Diplomatic Security Service Prepares to Open New Foreign Affairs Security Training Center
The Diplomatic Security Service is counting down the final days until the opening of their brand new Foreign Affairs Security Training Center (FASTC) in Blackstone, Virginia. The training center has been under construction since 2016, following the purchase of 1,400 acres for the project in 2015.
In May 2008, the Department of State wrote to Congress requesting the FASTC to improve training efficiency, decrease operating costs, and provide priority access to training venues that meet adequate standards. The letter identified the need for a consolidated foreign affairs security training facility.
According to the Department of State, “This training will help the foreign affairs community develop the practical skills necessary to operate in today’s overseas environment.
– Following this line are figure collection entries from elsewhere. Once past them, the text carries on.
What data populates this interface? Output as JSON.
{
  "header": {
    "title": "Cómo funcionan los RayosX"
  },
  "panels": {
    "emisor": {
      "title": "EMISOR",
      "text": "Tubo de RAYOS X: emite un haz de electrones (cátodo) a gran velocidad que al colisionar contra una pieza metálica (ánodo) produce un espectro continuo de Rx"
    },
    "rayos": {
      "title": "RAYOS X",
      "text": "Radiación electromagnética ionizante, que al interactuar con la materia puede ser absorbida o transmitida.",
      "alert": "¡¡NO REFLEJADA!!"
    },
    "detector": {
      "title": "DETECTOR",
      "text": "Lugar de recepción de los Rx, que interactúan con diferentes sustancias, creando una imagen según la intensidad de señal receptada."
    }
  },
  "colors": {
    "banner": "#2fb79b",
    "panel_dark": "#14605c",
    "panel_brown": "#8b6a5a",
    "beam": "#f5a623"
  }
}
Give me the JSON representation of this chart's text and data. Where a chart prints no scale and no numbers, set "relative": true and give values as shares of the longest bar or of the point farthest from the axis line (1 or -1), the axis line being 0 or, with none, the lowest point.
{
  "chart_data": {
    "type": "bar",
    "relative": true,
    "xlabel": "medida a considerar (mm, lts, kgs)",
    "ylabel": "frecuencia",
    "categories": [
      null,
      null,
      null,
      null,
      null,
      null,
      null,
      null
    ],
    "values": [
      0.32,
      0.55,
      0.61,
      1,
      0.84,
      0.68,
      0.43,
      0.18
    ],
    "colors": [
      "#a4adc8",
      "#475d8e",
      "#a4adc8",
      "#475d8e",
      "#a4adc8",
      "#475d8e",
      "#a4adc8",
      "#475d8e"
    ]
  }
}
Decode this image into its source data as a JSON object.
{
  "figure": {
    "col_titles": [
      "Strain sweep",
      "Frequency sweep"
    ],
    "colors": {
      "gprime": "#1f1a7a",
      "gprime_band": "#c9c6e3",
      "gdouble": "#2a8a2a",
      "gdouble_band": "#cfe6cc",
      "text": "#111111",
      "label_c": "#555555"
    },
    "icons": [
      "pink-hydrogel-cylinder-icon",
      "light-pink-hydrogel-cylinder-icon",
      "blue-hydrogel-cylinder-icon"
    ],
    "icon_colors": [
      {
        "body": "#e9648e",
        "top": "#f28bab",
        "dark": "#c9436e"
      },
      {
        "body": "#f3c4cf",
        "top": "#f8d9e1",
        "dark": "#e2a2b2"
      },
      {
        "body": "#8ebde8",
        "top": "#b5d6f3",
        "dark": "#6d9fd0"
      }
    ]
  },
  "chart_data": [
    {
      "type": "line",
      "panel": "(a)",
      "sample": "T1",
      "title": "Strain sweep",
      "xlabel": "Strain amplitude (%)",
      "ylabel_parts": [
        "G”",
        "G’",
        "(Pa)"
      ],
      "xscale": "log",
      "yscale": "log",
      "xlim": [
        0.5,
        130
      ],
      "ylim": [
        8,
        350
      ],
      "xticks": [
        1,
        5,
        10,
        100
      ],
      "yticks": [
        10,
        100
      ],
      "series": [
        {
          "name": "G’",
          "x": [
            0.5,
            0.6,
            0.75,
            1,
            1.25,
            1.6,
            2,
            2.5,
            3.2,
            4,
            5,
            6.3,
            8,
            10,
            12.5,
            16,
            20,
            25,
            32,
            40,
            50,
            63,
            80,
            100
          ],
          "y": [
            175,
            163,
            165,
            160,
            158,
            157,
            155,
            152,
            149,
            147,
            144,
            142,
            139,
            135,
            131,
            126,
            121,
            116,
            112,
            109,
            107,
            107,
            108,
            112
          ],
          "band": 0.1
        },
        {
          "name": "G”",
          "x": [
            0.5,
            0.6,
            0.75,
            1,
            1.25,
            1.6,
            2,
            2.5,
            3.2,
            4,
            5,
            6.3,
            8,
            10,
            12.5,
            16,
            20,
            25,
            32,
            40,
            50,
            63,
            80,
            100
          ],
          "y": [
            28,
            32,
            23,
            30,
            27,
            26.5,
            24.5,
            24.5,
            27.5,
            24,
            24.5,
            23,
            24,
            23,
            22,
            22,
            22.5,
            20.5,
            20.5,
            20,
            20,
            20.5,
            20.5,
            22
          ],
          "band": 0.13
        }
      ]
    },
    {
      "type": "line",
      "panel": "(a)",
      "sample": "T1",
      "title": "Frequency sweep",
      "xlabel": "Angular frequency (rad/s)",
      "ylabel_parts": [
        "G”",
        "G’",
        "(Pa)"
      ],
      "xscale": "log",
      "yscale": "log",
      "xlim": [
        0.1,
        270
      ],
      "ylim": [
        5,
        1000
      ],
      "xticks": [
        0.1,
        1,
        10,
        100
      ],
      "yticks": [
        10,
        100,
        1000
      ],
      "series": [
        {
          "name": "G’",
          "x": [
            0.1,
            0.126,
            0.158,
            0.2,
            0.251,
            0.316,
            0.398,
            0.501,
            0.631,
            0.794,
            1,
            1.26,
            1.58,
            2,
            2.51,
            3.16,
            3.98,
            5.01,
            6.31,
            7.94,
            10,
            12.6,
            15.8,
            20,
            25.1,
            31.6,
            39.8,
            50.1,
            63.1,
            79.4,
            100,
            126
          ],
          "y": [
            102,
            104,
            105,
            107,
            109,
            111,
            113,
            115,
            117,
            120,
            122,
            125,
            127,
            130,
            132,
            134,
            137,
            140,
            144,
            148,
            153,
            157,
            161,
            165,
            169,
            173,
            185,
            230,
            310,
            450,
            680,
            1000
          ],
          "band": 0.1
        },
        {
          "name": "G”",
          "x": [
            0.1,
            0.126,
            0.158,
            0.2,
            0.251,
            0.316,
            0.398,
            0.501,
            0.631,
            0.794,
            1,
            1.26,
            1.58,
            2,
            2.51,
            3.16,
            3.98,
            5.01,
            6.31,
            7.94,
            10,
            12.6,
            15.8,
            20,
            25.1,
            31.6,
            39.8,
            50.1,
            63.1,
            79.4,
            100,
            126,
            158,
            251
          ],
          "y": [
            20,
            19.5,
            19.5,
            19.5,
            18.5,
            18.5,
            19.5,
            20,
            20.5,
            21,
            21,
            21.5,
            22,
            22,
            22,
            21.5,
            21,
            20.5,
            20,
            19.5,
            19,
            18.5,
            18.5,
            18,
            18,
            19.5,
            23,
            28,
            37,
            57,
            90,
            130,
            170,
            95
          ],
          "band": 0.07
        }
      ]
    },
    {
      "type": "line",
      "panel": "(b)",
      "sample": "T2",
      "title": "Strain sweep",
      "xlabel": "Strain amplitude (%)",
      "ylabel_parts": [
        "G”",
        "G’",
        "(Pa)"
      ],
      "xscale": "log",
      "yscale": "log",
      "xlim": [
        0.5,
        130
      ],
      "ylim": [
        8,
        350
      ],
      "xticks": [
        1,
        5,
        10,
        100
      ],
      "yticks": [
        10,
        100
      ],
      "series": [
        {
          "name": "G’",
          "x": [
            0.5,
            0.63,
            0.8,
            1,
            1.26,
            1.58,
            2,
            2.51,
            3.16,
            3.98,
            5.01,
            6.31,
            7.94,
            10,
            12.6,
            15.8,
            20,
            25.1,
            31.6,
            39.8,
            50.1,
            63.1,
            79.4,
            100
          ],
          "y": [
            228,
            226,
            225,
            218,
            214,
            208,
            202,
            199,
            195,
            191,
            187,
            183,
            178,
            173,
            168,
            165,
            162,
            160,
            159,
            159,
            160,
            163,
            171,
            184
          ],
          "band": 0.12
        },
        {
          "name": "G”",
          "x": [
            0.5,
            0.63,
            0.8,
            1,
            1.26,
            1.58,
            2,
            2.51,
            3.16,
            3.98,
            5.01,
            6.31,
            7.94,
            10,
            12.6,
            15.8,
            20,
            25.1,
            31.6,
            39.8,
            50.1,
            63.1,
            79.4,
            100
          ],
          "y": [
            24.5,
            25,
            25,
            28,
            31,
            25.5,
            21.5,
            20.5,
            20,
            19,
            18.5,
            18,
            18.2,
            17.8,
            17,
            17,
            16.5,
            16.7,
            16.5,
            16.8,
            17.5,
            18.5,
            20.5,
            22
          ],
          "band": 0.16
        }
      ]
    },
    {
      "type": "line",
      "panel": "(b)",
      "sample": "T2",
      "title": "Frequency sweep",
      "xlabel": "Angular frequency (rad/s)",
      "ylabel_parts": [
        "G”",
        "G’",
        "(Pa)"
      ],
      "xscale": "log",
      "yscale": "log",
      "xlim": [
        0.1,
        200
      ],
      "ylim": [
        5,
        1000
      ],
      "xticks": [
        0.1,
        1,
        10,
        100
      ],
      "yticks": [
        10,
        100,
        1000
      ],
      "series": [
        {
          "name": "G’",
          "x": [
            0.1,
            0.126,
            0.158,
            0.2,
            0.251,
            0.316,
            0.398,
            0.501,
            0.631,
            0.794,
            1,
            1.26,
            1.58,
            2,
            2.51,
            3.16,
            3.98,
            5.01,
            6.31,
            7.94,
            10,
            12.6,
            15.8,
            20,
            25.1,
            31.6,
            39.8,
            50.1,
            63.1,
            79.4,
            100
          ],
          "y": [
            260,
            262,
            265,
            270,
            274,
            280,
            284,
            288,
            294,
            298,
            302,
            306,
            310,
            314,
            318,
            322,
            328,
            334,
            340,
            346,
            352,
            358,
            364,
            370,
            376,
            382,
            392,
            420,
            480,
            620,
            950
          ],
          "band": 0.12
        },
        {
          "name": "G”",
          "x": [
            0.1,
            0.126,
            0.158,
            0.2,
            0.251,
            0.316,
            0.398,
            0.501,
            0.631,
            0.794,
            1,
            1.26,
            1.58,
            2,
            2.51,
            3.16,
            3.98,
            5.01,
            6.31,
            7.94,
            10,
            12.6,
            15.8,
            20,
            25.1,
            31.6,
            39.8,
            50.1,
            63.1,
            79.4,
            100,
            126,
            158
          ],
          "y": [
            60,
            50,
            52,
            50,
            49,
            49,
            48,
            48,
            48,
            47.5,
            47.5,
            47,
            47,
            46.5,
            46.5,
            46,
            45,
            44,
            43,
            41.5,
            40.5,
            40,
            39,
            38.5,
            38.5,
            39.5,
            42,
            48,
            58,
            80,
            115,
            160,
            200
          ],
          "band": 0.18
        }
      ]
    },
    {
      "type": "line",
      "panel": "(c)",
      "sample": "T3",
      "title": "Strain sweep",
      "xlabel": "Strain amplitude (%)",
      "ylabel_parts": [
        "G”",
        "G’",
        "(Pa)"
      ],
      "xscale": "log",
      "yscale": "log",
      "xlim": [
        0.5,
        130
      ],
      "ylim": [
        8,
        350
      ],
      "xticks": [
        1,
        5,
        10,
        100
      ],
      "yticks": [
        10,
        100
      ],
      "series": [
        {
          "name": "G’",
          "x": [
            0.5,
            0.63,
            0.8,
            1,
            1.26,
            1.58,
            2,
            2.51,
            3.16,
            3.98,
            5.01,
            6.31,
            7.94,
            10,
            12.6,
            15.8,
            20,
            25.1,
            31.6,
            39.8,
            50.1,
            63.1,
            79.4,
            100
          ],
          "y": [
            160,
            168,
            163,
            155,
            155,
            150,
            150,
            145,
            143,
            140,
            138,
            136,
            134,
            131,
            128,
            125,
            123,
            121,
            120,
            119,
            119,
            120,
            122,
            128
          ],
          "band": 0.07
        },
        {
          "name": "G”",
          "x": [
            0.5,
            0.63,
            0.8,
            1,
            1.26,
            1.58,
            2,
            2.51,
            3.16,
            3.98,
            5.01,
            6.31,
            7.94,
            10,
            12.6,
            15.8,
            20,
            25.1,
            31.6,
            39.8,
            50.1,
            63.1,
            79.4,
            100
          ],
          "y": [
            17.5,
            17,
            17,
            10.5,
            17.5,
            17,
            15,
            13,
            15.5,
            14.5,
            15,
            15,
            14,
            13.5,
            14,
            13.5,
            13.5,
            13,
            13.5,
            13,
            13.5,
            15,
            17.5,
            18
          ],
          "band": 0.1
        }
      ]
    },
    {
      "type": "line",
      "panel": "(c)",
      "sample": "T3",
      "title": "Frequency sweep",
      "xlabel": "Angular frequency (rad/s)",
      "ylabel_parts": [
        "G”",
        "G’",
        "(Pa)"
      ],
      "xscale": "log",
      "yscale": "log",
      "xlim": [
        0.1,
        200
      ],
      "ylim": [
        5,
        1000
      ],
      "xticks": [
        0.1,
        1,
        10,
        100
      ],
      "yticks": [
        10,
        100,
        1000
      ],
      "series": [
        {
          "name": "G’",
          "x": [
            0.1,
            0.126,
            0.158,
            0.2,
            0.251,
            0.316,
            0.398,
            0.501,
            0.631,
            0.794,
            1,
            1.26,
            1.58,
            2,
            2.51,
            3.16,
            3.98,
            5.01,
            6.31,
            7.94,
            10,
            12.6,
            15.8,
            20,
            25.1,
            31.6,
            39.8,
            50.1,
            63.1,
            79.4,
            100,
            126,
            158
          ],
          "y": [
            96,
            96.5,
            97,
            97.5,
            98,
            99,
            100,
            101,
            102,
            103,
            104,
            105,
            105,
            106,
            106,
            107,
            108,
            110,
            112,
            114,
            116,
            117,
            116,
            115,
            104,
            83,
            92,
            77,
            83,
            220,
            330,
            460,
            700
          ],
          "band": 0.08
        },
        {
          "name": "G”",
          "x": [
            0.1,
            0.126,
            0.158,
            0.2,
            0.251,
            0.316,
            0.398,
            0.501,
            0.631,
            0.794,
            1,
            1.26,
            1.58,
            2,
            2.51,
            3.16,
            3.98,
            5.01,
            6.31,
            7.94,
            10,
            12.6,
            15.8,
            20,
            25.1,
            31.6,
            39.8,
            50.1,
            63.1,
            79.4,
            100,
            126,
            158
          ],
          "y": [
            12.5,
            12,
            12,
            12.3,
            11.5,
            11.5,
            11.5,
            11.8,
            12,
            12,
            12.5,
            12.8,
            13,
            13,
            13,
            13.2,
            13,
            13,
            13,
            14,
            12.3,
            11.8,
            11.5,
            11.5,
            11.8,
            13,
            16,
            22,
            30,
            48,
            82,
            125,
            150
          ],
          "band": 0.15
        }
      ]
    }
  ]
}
At FASTC, trainees learn how to detect surveillance, provide emergency medical care, better recognize improvised explosive devices, increase firearms abilities, and perform defensive driving maneuvers. Such training improves security and safety for the protection of Department of State personnel working abroad.”
On a tour last month, Assistant Secretary for Diplomatic Security Michael Evanoff, FASTC Director Robert Weitzel, and Director of the U.S. Secret Service James Murray explored the new facility and its features.
The tour led the leaders through several portions of the facility including a tour of the Tactical Maze Building, a walkthrough in the Static Pad/Smokehouse, a driving tour of the track and the mock embassy, and a visit to the Vehicle Maintenance Facility.
Each year, the FASTC is expected to be used to train 10,000 students, including DSS special agents, other Foreign Service personnel, other U.S. government employees assigned to U.S. embassies and consulates, and some foreign nationals.
Partial courses will begin in mid-November with the full training center opening later in 2019.
According to the tour release, “During the tour, Assistant Secretary Evanoff pointed out the importance of training in saving lives. He highlighted, as an example, the critical role that training plays for special agents with the DSS Office of Mobile Security Deployments (MSD). MSDs defend U.S. embassies and consulates in critical threat situations; train security personnel at U.S. embassies and consulates to enhance security and handle threats; and also augment the U.S. Secretary of State’s protective security detail with tactical support teams during trips to austere environments overseas.”
When fully in operation, the FASTC will offer MSDs advanced tactical firearms training, defensive tactics instructor training, counter-terrorist driving skills, dynamic room entry, land navigation, and other hard-skills training.
As Assistant Secretary Evanoff put it, “You come out of MSD training and you are a Swiss army knife.”